Doug: Maybe I already have.

2006 film starring Denzel Washington, Jim Caviezel, and Val Kilmer.

Following a deadly ferry explosion on Fat Tuesday that kills hundreds of navy officers and their families, New Orleans ATF officer Doug Carlin (Washington) finds the body of a woman near the wreckage who appears to have been tortured and killed before the ferry explosion.

While pursuing the evidence, he is recruited by another government agent (Kilmer) who brings him to a small team that has a machine that can view anything in New Orleans four days and six hours in the past, which they hope will help them find the killer. When Doug eventually figures out how the system works, cue the Time Travel Tropes.

This film contains examples of:

  • Ahem: Done when making the technician to stop looking at Claire naked in the shower in the past.
  • Arc Words: "What if you had to tell someone the most important thing in the world, but you knew they'd never believe you?" "I'd try."
  • The Big Easy: Played With, the emphasis is on a ferry rather than on the typical street events of Mardi Gras.
  • Bittersweet Ending: Claire and Future Doug drive the car with the bomb inside off the ferry. He helps her escape but he himself is trapped and dies. The man who comes to pick her up is Past/Present Doug and cue Arc Words and the Beach Boys.
    • The smile at the end also suggests that Doug remembers or has an idea what happened... somehow.
  • Broken Record

  Doug: That broached the field, right there. That broached the field, right there. That's what broached the field.

  • Car Chase: Chasing a car that doesn't exist in the present, no less! Consequently, Denzel's character appears to others to be driving crazy for absolutely no reason whatsoever.
  • Dead Partner: At the start Doug's partner, Larry, has his car found at the bomb site and though he is dead he is accidentally killed by Doug's note.
  • Death Is Cheap: Going on the mission back in time to stop Claire from dying.
  • Eat the Evidence: Larry's body is fed to an alligator, but not totally eaten when found.
  • Evidence Scavenger Hunt: After the bomb, in Claire's house and at the suspect's house.
  • Guns Akimbo: With sub-machine guns no less.
  • Handguns: The only weapon in this film except Claire's revolver and the sub-machine guns at the climax.
  • Ironic Echo: Does it count if Doug is repeating something back to Carroll that Carroll's past self technically hasn't said yet?
  • Layman's Terms: Doug continuously does this when the scientists are trying to explain how it all works resulting in explanations using a blank piece of paper and a broken screen.

 Doug: I said explain it to me!

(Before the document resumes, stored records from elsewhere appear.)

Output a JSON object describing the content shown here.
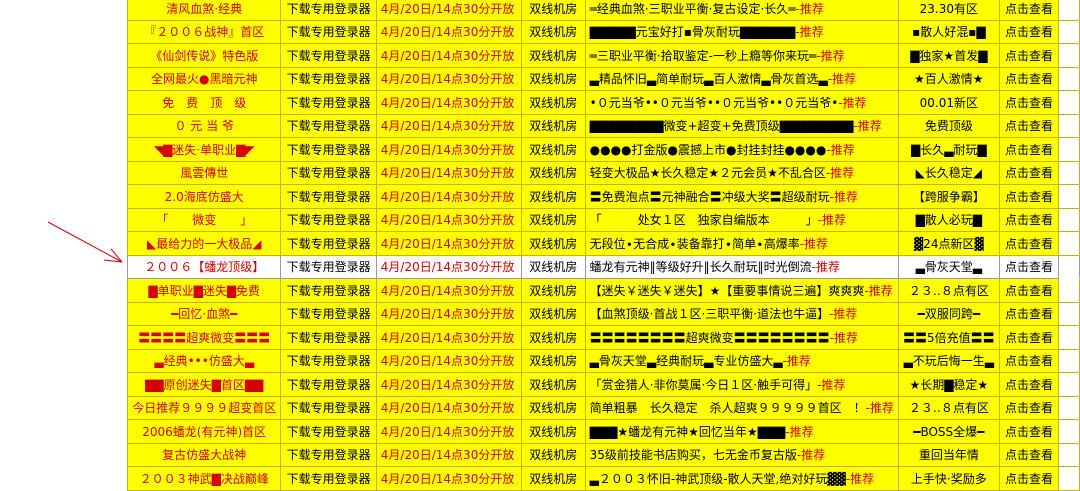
{
  "colors": {
    "row_bg": "#ffff00",
    "highlight_bg": "#ffffff",
    "name_text": "#d40000",
    "time_text": "#d40000",
    "border": "#c8b400"
  },
  "columns": {
    "login": "下载专用登录器",
    "time": "4月/20日/14点30分开放",
    "line": "双线机房",
    "view": "点击查看",
    "recommend_suffix": "-推荐"
  },
  "rows": [
    {
      "name": "清风血煞·经典",
      "desc": "═经典血煞·三职业平衡·复古设定·长久═",
      "region": "23.30有区"
    },
    {
      "name": "『２００６战神』首区",
      "desc": "▇▇▇▇▇元宝好打▪骨灰耐玩▇▇▇▇▇▇",
      "region": "▪散人好混▪▇"
    },
    {
      "name": "《仙剑传说》特色版",
      "desc": "═三职业平衡·拾取鉴定-一秒上瘾等你来玩═",
      "region": "▇独家★首发▇"
    },
    {
      "name": "全网最火●黑暗元神",
      "desc": "▃精品怀旧▃简单耐玩▃百人激情▃骨灰首选▃",
      "region": "★百人激情★"
    },
    {
      "name": "免　费　顶　级",
      "desc": "•０元当爷••０元当爷••０元当爷••０元当爷•",
      "region": "00.01新区"
    },
    {
      "name": "０ 元 当 爷",
      "desc": "▇▇▇▇▇▇▇▇微变+超变+免费顶级▇▇▇▇▇▇▇▇",
      "region": "免费顶级"
    },
    {
      "name": "◥▇迷失·单职业▇◤",
      "desc": "●●●●打金版●震撼上市●封挂封挂●●●●",
      "region": "▇长久▃耐玩▇"
    },
    {
      "name": "風雲傳世",
      "desc": "轻变大极品★长久稳定★２元会员★不乱合区",
      "region": "◣长久稳定◢"
    },
    {
      "name": "2.0海底仿盛大",
      "desc": "〓免费泡点〓元神融合〓冲级大奖〓超级耐玩",
      "region": "【跨服争霸】"
    },
    {
      "name": "「　　微变　　」",
      "desc": "「　　　处女１区　独家自编版本　　　」",
      "region": "▇散人必玩▇"
    },
    {
      "name": "◣最给力的一大极品◢",
      "desc": "无段位∙无合成∙装备靠打∙简单∙高爆率",
      "region": "▓24点新区▓"
    },
    {
      "name": "２００６【蟠龙顶级】",
      "desc": "蟠龙有元神‖等级好升‖长久耐玩‖时光倒流",
      "region": "▃骨灰天堂▃",
      "highlight": true
    },
    {
      "name": "▇单职业▇迷失▇免费",
      "desc": "【迷失￥迷失￥迷失】★【重要事情说三遍】爽爽爽",
      "region": "２３‥８点有区"
    },
    {
      "name": "━回忆·血煞━",
      "desc": "【血煞顶级·首战１区·三职平衡·道法也牛逼】",
      "region": "━双服同跨━"
    },
    {
      "name": "〓〓〓〓超爽微变〓〓〓",
      "desc": "〓〓〓〓〓〓〓〓超爽微变〓〓〓〓〓〓〓〓",
      "region": "〓〓5倍充值〓〓"
    },
    {
      "name": "▃经典•••仿盛大▃",
      "desc": "▃骨灰天堂▃经典耐玩▃专业仿盛大▃",
      "region": "▃不玩后悔一生▃"
    },
    {
      "name": "▇▇原创迷失▇首区▇▇",
      "desc": "「赏金猎人·非你莫属·今日１区·触手可得」",
      "region": "★长期▇稳定★"
    },
    {
      "name": "今日推荐９９９９超变首区",
      "desc": "简单粗暴　长久稳定　杀人超爽９９９９９首区　！",
      "region": "２３‥８点有区"
    },
    {
      "name": "2006蟠龙(有元神)首区",
      "desc": "▇▇▇★蟠龙有元神★回忆当年★▇▇▇",
      "region": "━BOSS全爆━"
    },
    {
      "name": "复古仿盛大战神",
      "desc": "35级前技能书店购买，七无金币复古版",
      "region": "重回当年情"
    },
    {
      "name": "２００３神武▇决战巅峰",
      "desc": "▃２００３怀旧-神武顶级-散人天堂,绝对好玩▓▓",
      "region": "上手快·奖励多"
    }
  ]
}
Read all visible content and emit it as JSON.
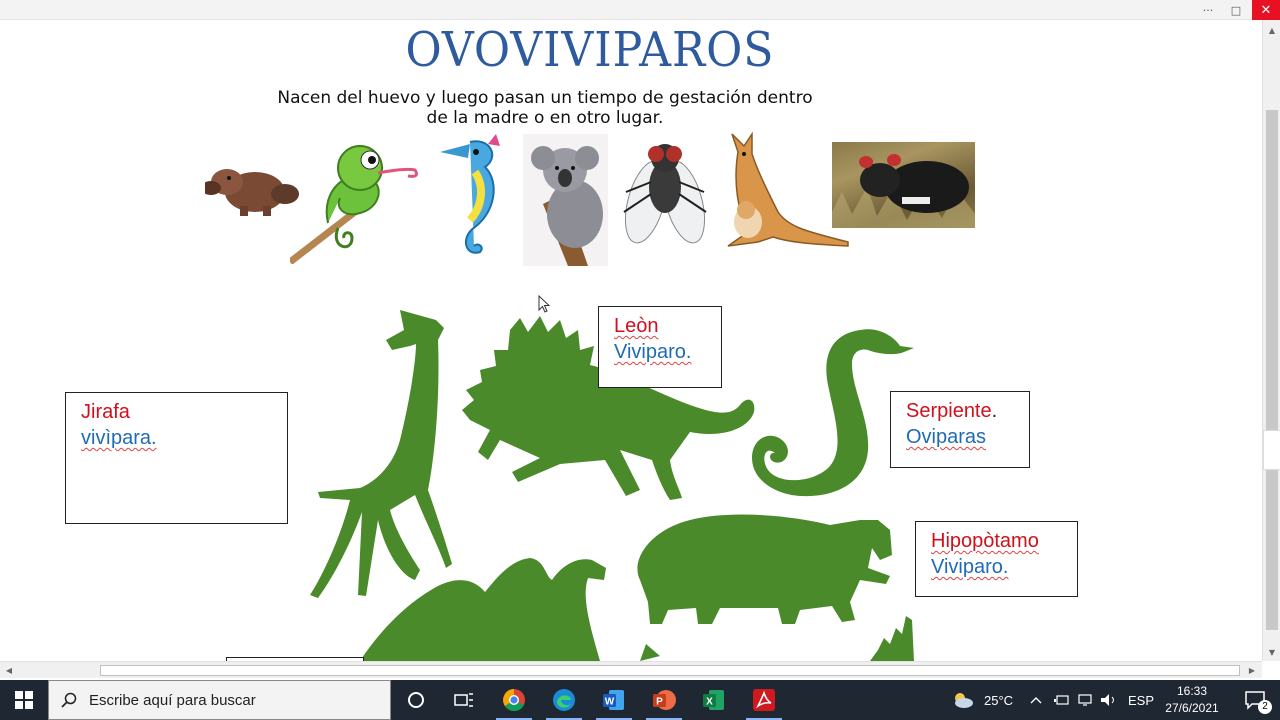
{
  "window": {
    "more_label": "···",
    "restore_label": "□",
    "close_label": "✕"
  },
  "document": {
    "title": "OVOVIVIPAROS",
    "subtitle_line1": "Nacen del huevo y luego pasan un tiempo de gestación dentro",
    "subtitle_line2": "de la madre o en otro lugar.",
    "pictures": [
      "platypus",
      "chameleon",
      "seahorse",
      "koala",
      "fly",
      "kangaroo",
      "tasmanian-devil-photo"
    ],
    "silhouettes": [
      "giraffe",
      "lion",
      "snake",
      "hippopotamus",
      "camel",
      "crocodile"
    ],
    "labels": {
      "jirafa": {
        "name": "Jirafa",
        "kind": "vivìpara."
      },
      "leon": {
        "name": "Leòn",
        "kind": "Viviparo."
      },
      "serpiente": {
        "name": "Serpiente",
        "dot": ".",
        "kind": "Oviparas"
      },
      "hipopotamo": {
        "name": "Hipopòtamo",
        "kind": "Viviparo."
      }
    },
    "silhouette_color": "#4a8a2a",
    "title_color": "#2e5a9e",
    "name_color": "#d0101c",
    "kind_color": "#1f6bb5"
  },
  "scrollbars": {
    "up": "▲",
    "down": "▼",
    "left": "◀",
    "right": "▶"
  },
  "taskbar": {
    "search_placeholder": "Escribe aquí para buscar",
    "apps": [
      "cortana-icon",
      "task-view-icon",
      "chrome-icon",
      "edge-icon",
      "word-icon",
      "powerpoint-icon",
      "excel-icon",
      "acrobat-icon"
    ],
    "weather": "25°C",
    "language": "ESP",
    "time": "16:33",
    "date": "27/6/2021",
    "notifications": "2"
  }
}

Not talk science.

  • Meaningful Funeral: Claire's at the start.
  • Nice Job Breaking It, Hero: Doug's note to his partner leads the partner to his death.
  • Noodle Incident: Half the North-East of Michigan had a blackout due to a mistake the technicians made but they blamed Canada.
    • Not actually a Noodle Incident: This is in reference to the 2003 Northeast Blackout which stretched from Boston to New York to Cleveland to Detroit to Toronto. Note that 50 million homes were affected, and these ARE Harvard guys and girls that are on Snow White, after all. "Blame Canada" jokes ran amok then as well when that happened when it was surmised that the cascading power failure originated in an Ontario power plant.
    • The original "mistake" is how they are able to look back in time (the discovery was completely by accident) and eventually send stuff back in time at the cost of a huge amount of power.
  • Phlebotinum Analogy: Alexander uses a blank A4 piece of paper to explain the "Time Window".
  • Plot Hole: We see a bunch of mysterious at the victim's apartment at the beginning. We later learn that that it was left by the protagonist, when he traveled back in time. But he didn't visit the apartment until after he already saved Claire's life, which didn't happen in the original past. So how did the stuff get there in the original past?
    • Well, this makes sense if you accept that the time loop caused by Carlin's time travel is not actually stable. This means that Carlin may have tried to save Claire once before, leaving behind the evidence he later finds, but actually failed to stop the explosion. Remember the suspiciously familiar cell phone going off at the beginning of the movie? Takes on a greater significance now doesn't it?
      • This Troper read the above, paused, thought, and suddenly the ENTIRE movie made SO much more sense!
    • The article on the Other Wiki includes a diagram showing that four runs of the timeline are needed in order to explain the events in the movie.
  • Screw Destiny: After the Because Destiny Says So speech by the criminal this becomes Doug's standpoint on the whole crime.
  • Single Tear: At the end Claire does this when she and Doug are in the car with the bomb and she's certain she's going to die.
  • Soundtrack Dissonance: The song "Don't Worry, Baby" by the Beach Boys playing right before the ferry explodes and at the end which is the same time as the start.
  • Stable Time Loop: Doug's mission is to avoid one since he wants to save Claire and the ferry victims
    • If Doug failed in the movie there is a good chance that this would have started a multi-timeline loop where Doug is creating clues in one timeline that he subsequently eliminates the next time he goes back in time starting the entire process over
  • Stuff Blowing Up: Very much so.
  • Techno Babble: Making the question 'is she alive or dead?' seem difficult and this was before the Time Travel.
  • Time Travel Tense Trouble:
    • The team's not exactly sure how to describe Claire's existence (or lack thereof) as they are observing her.
    • Also evidenced by the page quote.
  • Western Terrorist: Type 1.
  • You Already Changed the Past: In regards to Doug's note to himself, which Larry picked up and caused his death this was already done but subverted when Doug himself goes back and stops the deaths from happening.